Os críticos como Margarida Silva
lembram que já foi provado que a abundante quantidade de herbicidas usados em
plantações transgênicas contamina os solos, e a diversidade de espécies também
está em risco. Os críticos também dizem que os grãos geneticamente modificados
desenvolvem imunidade, exigindo doses mais fortes de agroquímicos, prejudicando
o meio ambiente e levando a uma uniformização das sementes, que terão cada vez
mais as mesmas características. Também rebatem o argumento de que as plantações
transgênicas, por sua grande produtividade, podem colaborar para elevar a
produção de comida e acabar com a fome no mundo. "O interesse não é esse, mas os
grandes agronegócios de exportação, atualmente voltados à indústria
transgênica", disse a especialista.
Os defensores da opção transgênica
garantem que não há outra saída diante da duplicação da população mundial nos
próximos 40 anos, que obrigará a aumentar a produção alimentar em cerca de 250%.

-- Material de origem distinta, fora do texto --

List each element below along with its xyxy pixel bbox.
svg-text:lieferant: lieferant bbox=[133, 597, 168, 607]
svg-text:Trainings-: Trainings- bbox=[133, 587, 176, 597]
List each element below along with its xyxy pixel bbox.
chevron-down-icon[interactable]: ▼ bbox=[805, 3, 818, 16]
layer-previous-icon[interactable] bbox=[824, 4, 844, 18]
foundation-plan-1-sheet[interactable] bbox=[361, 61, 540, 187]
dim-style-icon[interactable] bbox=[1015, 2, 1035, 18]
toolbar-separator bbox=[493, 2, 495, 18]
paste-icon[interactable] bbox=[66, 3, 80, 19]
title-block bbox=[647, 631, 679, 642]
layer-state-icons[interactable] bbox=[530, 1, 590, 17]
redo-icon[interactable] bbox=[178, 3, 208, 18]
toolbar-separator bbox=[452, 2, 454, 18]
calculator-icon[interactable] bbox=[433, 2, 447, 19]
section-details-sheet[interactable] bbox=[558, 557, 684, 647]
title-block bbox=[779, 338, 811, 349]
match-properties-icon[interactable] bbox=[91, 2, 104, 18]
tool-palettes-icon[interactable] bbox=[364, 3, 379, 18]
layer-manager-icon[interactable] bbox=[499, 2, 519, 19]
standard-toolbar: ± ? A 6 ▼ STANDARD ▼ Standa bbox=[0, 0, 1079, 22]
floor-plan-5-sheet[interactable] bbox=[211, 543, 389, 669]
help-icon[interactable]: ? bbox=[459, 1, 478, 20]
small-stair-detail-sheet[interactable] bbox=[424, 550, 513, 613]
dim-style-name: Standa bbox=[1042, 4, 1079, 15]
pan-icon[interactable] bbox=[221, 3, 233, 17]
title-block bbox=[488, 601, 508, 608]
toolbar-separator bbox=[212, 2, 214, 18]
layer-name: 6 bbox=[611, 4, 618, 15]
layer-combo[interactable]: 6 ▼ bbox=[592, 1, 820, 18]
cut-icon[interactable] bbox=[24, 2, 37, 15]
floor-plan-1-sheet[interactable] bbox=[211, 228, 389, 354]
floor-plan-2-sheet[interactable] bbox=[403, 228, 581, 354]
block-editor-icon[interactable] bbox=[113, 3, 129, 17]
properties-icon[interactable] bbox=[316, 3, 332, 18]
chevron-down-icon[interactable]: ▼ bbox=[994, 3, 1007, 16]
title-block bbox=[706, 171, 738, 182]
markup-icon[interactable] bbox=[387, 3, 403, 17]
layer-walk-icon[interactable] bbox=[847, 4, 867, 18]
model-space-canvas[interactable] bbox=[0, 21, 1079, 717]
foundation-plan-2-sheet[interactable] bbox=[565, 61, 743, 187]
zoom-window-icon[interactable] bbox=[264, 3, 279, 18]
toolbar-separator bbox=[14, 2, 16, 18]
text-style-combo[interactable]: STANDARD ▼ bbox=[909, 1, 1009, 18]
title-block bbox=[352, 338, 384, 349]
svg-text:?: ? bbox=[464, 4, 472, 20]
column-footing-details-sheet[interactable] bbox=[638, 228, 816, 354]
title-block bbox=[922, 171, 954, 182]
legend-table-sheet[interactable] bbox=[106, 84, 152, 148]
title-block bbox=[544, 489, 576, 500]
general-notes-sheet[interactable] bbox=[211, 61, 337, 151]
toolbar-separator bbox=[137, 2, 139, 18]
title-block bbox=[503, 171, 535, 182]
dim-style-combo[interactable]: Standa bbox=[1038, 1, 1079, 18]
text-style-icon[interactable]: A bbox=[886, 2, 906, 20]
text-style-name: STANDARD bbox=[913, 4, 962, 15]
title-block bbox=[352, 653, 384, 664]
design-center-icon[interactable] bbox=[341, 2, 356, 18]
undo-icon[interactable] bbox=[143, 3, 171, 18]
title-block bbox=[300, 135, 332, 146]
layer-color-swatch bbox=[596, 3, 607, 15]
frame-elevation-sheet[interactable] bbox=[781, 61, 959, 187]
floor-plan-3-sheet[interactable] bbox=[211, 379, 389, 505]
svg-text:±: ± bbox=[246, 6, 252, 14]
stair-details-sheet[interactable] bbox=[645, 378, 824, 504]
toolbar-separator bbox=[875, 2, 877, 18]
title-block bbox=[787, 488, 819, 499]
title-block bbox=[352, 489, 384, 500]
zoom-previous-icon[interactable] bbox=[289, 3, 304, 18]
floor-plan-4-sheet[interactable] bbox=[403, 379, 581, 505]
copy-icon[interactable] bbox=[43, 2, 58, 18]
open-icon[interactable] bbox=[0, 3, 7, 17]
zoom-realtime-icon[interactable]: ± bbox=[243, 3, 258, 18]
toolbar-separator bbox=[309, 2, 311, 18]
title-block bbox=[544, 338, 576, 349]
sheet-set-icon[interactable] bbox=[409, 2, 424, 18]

Na Península Ibérica existe um grande movimento unificado para conseguir uma
moratória no cultivo de transgênicos, seguindo a decisão adotada em março pela
França apelando à chamada "cláusula de salvaguarda", que permite aos membros da
União Européia passar por cima da direção comunitária.
Margarida Silva
recordou que Paris baseou sua decisão "em um conjunto de 25 estudos científicos
que apontam para a existência de riscos para o ambiente, a agricultura e a saúde
humana quando é usada a variedade de milho geneticamente modificado". Em
Portugal, a especialista deu como exemplo a região de Alentejo, que compreende
um terço dos 92 mil quilômetros quadrados do território nacional, onde "metade
das propriedades abandonaram o cultivo de transgênico". Os agricultores preferem
"tecnologias práticas mais eficazes, que apresentem menos riscos para o
ambiente, a saúde humana e para a própria economia", afirmou.
Embora,
"contrariando a lei, o Ministério da Agricultura insista em não divulgar dados,
o quadro português aponta para um ciclo de experimentação e posterior abandono
dos cultivos transgênicos por uma quantidade significativa de produtores",
afirmou Margarida Silva. Essa tendência "é conseqüência de um estudo da UE
recentemente divulgado, em que de três regiões estudadas, o cultivo de milho
transgênico não propiciava nenhuma vantagem econômica aos produtores de duas
delas", acrescentou.
A bióloga recordou que o experimento dos
transgênicos na Península Ibérica esteve desde 2005 a cargo principalmente da
Pioneer Hi-Bred International, a companhia de sementes do grupo norte-americano
DuPont, e da empresa suíça Syngenta, "firmas com amplo histórico de contaminação
da agricultura européia". Além de Portugal, os experimentos destas
multinacionais "já afetaram agricultores na Alemanha, Áustria, Croácia,
Eslovênia, Espanha e Itália", ressaltou Margarida Silva.
Quando França,
Hungria e Polônia, principais produtores europeus de cereais, proíbem o cultivo
de milho transgênico em seus territórios e a Alemanha está no caminho de fazer o
mesmo, os países ibéricos deveriam seguir o mesmo rumo, recomendou a
especialista. Ela fustigou a autorização por três anos dada pelo governo
português às duas multinacionais que se associaram para experimentos nas
comarcas de Monforte e Rio Maior, no centro do país, e em Ponte da Barca, no
extremo norte.
A luz verde para Syngenta e Pioneer "não tem sentido
econômico, é imoral e põem em risco toda a imagem verde a natural dessas áreas
municipais e suas respectivas potencialidades turísticas, com uma aprovação cujo
objetivo é aplicar mais herbicidas em um país que já sofre o excesso de consumo
de agroquímicos", disse Margarida Silva.